Meet Our Chefs: Devinder Kumar

Devinder Kumar, Chef de Cuisine

Chef Devinder Kumar

Devinder began his career as a pharmacist, studying medicine and its derivation from natural sources. To support his education he took a part-time role in an Indian restaurant, which is where he first became enthralled with the spirit of hospitality. Deciding that he would rather nourish others with food than with medicine, he hung up his lab coat in exchange for a chef’s coat.

With an entrepreneurial spirit he took over the restaurant where his passion was first sparked, Taj Palace in San Jose. He founded two more restaurants, also in San Jose, focusing on Italian comfort-fare of pizza and pasta. Fascinated by the versatility of cuisine, Devinder was a forerunner of desi pizza, topping his pies with Indian dishes such as palak paneer (spinach with paneer cheese) and tandoori chicken.

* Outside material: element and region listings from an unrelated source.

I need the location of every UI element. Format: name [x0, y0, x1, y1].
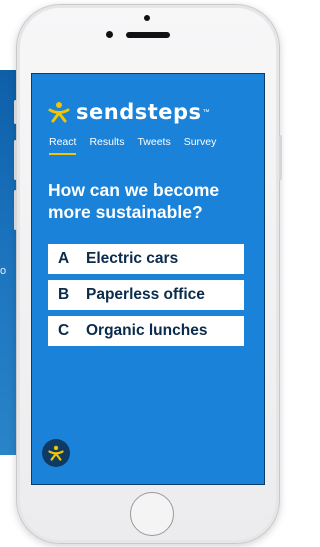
- answer-option-b[interactable]: B Paperless office: [48, 280, 244, 310]
- option-label: Organic lunches: [86, 322, 208, 339]
- proximity-sensor: [144, 15, 150, 21]
- tab-results[interactable]: Results: [89, 136, 124, 155]
- background-text-fragment: o: [0, 265, 7, 277]
- tab-tweets[interactable]: Tweets: [137, 136, 170, 155]
- tab-react[interactable]: React: [49, 136, 77, 155]
- sendsteps-logo-icon: [48, 102, 70, 123]
- option-letter: A: [58, 250, 70, 267]
- option-letter: B: [58, 286, 70, 303]
- option-label: Paperless office: [86, 286, 205, 303]
- option-letter: C: [58, 322, 70, 339]
- tab-survey[interactable]: Survey: [184, 136, 217, 155]
- power-button: [279, 135, 282, 180]
- volume-up-button: [14, 140, 17, 180]
- sendsteps-fab-button[interactable]: [42, 439, 70, 467]
- volume-down-button: [14, 190, 17, 230]
- answer-option-a[interactable]: A Electric cars: [48, 244, 244, 274]
- earpiece-speaker: [126, 32, 170, 38]
- tab-bar: React Results Tweets Survey: [49, 136, 216, 155]
- sendsteps-logo-icon: [48, 445, 64, 461]
- front-camera: [106, 31, 113, 38]
- home-button[interactable]: [130, 492, 174, 536]
- mute-switch: [14, 100, 17, 124]
- answer-options: A Electric cars B Paperless office C Org…: [48, 244, 244, 352]
- question-text: How can we become more sustainable?: [48, 180, 220, 222]
- option-label: Electric cars: [86, 250, 179, 267]
- app-screen: sendsteps ™ React Results Tweets Survey …: [31, 73, 265, 485]
- brand-name: sendsteps: [76, 100, 202, 124]
- answer-option-c[interactable]: C Organic lunches: [48, 316, 244, 346]
- brand-header: sendsteps ™: [48, 100, 210, 124]
- trademark-symbol: ™: [202, 108, 210, 116]
- phone-frame: sendsteps ™ React Results Tweets Survey …: [14, 4, 282, 544]
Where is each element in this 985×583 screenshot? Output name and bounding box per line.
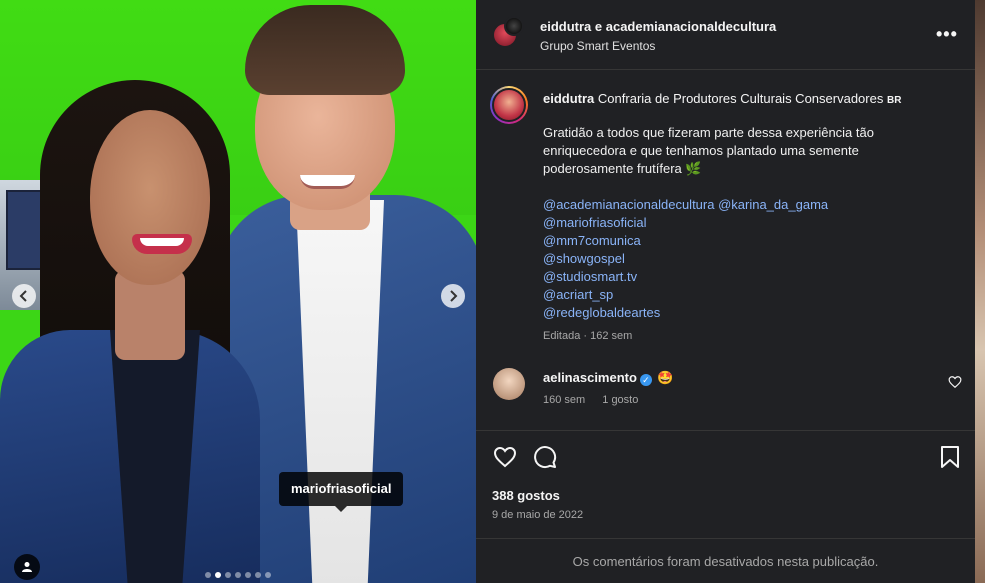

After selling these successful restaurants, Devinder joined R&DE Stanford Dining in 2010. Demonstrating his skill and dedication, he quickly rose from Sous Chef to Chef de Cuisine. As Chef de Cuisine for Florence Moore Dining, Devinder combines his knowledge of food and medicine to create enticing dishes that are nutritionally balanced. Of his culinary perspective, he says, “I understand how food functions in the kitchen as well as in the body, and I bring this intention to my menu.” He is also proud of his involvement with the annual Diwali celebration, Sunday Night Indian Dinners, and the Kosher Dinner Program.